Revelación de Jesús, el Dios viviente
En el blog
anterior les conté que habíamos quedado embarazados y fue un proceso increíble
y sobrenatural, aquí les voy a contar como fue la historia.
Mi mamá estaba
visitándome esa semana, porque ella vive fuera del país y me dijo que porque no
me hacia una prueba de embarazo, me la hice e inmediatamente salió positiva. Esa
misma noche, el dolor fue tan fuerte que me tumbo al piso, me sudaban las
manos, me sentía débil, entonces mi mamá me dijo que no era normal, y pedimos
una cita con mi ginecólogo, a los dos días nos atendió y me mando hacer dos
exámenes, uno de sangre y una ecografía, para descartar un embarazo ectópico (
que es cuando se fecunda fuera del útero, en las trompas y si no se actúa
rápido, puede explotarse y dejar a la persona estéril). Ese mismo día fuimos
hacernos los exámenes, y en la ecografía, el médico dijo que no era ectópico,
pero que era un aborto en curso o un embarazo con amenaza de aborto, fue frío y
directo, nos dijo que no nos hiciéramos ilusiones, que no había nada, que lo que
había se estaba perdiendo y simplemente el cuerpo lo iba a expulsar. Adicional
había una mancha alado, más grande de lo que parecía el bebé, y nos dijo que
era un rastro de sangre que estaba dejando el embrión al desprenderse, que ya
estaba casi afuera.
Esa noche salimos de ahí destrozados, confundidos y sin decir una sola palabra, los tres nos fuimos a nuestra casa y apenas llegamos mi esposo y yo nos pusimos a llorar. No entendíamos porque Dios había hablado tanto de una bendición, de unos hijos y ahora teníamos que pasar por esto, yo había sido obediente y recibía como resultado esto, que dolor tan grande.
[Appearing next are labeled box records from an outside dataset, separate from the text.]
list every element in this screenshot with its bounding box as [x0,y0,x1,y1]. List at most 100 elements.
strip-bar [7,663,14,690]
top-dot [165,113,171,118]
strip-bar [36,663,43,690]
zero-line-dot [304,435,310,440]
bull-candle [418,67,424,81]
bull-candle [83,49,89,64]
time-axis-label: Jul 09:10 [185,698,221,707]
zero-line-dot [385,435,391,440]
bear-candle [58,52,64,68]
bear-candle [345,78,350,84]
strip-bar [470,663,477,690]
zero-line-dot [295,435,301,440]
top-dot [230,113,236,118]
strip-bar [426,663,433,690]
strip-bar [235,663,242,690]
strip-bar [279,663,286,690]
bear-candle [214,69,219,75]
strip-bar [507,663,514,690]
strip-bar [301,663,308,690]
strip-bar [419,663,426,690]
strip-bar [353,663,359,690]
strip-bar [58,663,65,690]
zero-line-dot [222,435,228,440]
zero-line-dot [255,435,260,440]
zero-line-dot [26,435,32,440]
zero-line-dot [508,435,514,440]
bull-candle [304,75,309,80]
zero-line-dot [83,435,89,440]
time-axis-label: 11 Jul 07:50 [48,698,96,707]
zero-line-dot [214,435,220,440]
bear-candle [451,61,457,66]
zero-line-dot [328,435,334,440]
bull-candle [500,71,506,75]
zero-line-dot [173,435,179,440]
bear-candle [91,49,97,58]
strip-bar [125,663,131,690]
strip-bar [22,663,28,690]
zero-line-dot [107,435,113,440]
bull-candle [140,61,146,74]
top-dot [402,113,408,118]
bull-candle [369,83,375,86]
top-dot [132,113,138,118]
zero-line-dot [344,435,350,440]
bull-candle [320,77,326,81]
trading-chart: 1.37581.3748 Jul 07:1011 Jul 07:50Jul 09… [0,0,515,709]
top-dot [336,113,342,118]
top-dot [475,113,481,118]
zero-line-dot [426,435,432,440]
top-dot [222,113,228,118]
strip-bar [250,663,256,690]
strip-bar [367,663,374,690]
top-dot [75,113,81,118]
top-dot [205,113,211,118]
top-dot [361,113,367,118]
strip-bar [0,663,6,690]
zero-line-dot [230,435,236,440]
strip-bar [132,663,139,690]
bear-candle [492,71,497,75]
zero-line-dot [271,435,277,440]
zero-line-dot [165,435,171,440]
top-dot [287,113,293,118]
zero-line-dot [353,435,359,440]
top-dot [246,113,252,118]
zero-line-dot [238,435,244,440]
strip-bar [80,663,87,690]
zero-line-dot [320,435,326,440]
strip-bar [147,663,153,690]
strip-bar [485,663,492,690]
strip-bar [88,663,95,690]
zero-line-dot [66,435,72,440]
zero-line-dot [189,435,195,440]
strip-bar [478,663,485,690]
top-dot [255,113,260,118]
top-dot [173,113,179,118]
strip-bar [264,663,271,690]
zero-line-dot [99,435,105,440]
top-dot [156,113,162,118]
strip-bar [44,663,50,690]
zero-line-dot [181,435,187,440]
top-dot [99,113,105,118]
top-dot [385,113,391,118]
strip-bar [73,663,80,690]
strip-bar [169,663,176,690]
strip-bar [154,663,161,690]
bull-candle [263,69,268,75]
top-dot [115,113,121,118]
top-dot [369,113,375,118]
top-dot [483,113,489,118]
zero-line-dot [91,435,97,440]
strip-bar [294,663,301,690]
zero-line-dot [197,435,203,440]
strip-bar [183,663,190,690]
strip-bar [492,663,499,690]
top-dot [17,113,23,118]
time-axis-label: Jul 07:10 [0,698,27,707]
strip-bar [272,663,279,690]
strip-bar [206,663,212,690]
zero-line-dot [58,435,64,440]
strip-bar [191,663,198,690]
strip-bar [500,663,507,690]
Pero aún en medio de ese dolor, me encerré en el baño y le dije a Dios:
Señor, si es
posible pasa de mi esta copa, pero que se haga tu voluntad y no la mía, si he
de a travesar por esto para poder entender y ser sensible al dolor de las
mujeres que han atravesado por esto, estoy dispuesta a ser usada por ti, heme
aquí una vez más.
El día número
10 desde que había empezado los dolores en mi vientre teníamos una siguiente ecografía
y Dios le dio un versículo a mi esposo que decía: “yo sé todo lo que haces.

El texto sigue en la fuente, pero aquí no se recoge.